You obtain the cost function: $$f(x,y) = c_1(A-x) + c_2\sqrt{x^2+y^2}+c_1(B-y)$$

Notice that if we let $x,y = A,B$, you get the entirety of the pipe in the water, but if you let $x,y = 0,0$, the pipe stays strictly on dry land.

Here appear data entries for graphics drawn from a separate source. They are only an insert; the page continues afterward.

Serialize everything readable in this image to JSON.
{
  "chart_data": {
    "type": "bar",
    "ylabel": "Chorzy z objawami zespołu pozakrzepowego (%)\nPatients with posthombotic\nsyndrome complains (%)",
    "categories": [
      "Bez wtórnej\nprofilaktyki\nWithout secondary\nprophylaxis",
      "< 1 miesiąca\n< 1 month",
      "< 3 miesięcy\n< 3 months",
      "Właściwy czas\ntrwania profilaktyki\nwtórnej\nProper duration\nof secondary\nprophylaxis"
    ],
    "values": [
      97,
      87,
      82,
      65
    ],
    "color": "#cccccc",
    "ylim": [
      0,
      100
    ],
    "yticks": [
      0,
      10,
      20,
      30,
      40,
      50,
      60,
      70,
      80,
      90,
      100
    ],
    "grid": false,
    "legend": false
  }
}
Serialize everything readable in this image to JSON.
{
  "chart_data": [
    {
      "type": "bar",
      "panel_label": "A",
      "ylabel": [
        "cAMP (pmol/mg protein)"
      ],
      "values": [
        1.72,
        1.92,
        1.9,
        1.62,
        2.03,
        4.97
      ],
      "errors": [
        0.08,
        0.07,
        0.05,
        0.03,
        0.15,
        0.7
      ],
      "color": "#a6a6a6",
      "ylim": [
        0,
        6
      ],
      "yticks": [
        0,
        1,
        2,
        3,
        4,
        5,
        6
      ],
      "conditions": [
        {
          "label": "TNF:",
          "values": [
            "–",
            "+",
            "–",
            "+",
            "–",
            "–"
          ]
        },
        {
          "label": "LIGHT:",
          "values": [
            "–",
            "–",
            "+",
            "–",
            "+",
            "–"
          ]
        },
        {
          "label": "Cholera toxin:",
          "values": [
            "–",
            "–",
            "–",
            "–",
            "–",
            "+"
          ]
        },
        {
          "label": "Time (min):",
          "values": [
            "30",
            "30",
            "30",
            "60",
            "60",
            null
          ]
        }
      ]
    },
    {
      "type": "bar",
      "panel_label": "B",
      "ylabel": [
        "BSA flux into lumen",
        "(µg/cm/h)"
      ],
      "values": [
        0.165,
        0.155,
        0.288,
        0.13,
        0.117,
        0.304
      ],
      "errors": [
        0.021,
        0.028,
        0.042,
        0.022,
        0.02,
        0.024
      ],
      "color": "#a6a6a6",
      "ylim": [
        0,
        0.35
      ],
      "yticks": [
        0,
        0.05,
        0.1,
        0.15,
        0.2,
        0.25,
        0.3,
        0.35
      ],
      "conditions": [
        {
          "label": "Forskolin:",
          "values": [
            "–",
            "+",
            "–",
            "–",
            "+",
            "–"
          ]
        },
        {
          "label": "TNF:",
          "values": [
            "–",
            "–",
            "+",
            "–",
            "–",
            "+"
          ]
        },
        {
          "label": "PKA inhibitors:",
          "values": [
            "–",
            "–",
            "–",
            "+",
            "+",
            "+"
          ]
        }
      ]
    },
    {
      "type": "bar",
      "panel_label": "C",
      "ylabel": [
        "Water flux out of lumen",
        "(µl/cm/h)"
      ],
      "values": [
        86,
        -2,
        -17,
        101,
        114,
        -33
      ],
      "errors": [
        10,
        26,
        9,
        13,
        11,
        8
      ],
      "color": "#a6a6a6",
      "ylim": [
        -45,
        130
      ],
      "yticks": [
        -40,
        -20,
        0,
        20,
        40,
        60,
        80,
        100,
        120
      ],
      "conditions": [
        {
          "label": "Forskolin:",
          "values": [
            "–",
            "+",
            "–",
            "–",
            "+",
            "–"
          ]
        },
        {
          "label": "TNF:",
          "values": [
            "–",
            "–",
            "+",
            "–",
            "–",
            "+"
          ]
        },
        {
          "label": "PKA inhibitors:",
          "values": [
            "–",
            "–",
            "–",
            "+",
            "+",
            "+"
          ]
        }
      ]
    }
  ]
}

Now that we have specified the cost function, all you have to do is solve for all the critical points within the domain: $$0 \leq x \leq A \ \ \ 0 \leq y \leq B $$

Solving for the critical points, you see that solving the system of equations:

$$\frac{\partial f}{\partial x} = -c_1 + c_2 x (x^2+y^2)^{-1/2} = 0$$ $$\frac{\partial f}{\partial y} = -c_1 + c_2 y (x^2+y^2)^{-1/2} = 0$$

You obtain: $$\begin{cases} (c_2 - c_1) x^2 = c_1 y^2 \\ (c_2 - c_1) y^2 = c_1 x^2 \end{cases} \implies (c_2 - c_1) y^2 = \frac{c_1^2}{c_2 - c_1} y^2 \implies (c_2 - c_1)^2 y^2 = c_1^2 y^2$$

So we're left with the cases: $$y = 0 \implies x = 0 \implies (x,y) = (0,0)$$ $$y \not = 0 \implies c_2 - c_1 = c_1 \implies c_2 = 2 c_1 \implies x = \frac{c_1}{c_2 - c_1}y \implies (x,y) = (\frac{c_1}{c_2 - c_1}y,y) = f(y,y) \implies A = B$$

As well as the points on the domain where we lack differentiability: $$(A,B)$$ $$(x,B)$$ $$(A,y)$$

Thus, evaluating $f$ at each of the 5 cases, we see that: $$f(0,0) = c_1(A + B)$$ $$f(A,B) = c_2\sqrt{A^2 + B^2}$$ $$f(x,B) = c_1(A - x) + c_2\sqrt{x^2 + B^2}$$ $$f(A,y) = c_1(B - y) + c_2\sqrt{A^2 + y^2}$$

And the special case where $c_2 = 2 c_1$ $$f(y,y) = c_1(A + B) - 2 c_1 y + c_2\sqrt{A^2 + B^2} \geq c_2\sqrt{A^2 + B^2}$$

So we're left with optimizing over the following cases: $$\begin{cases} f(0,0) = c_1(A + B) \\ f(A,B) = c_2\sqrt{A^2 + B^2} \\ f(x,B) = c_1(A - x) + c_2\sqrt{x^2 + B^2} \\ f(A,y) = c_1(B - y) + c_2\sqrt{A^2 + y^2} \end{cases}$$

which is a one-dimensional optimization problem since $x,y$ nonzero imply the other zero. This is actually evident in the drawing you provided.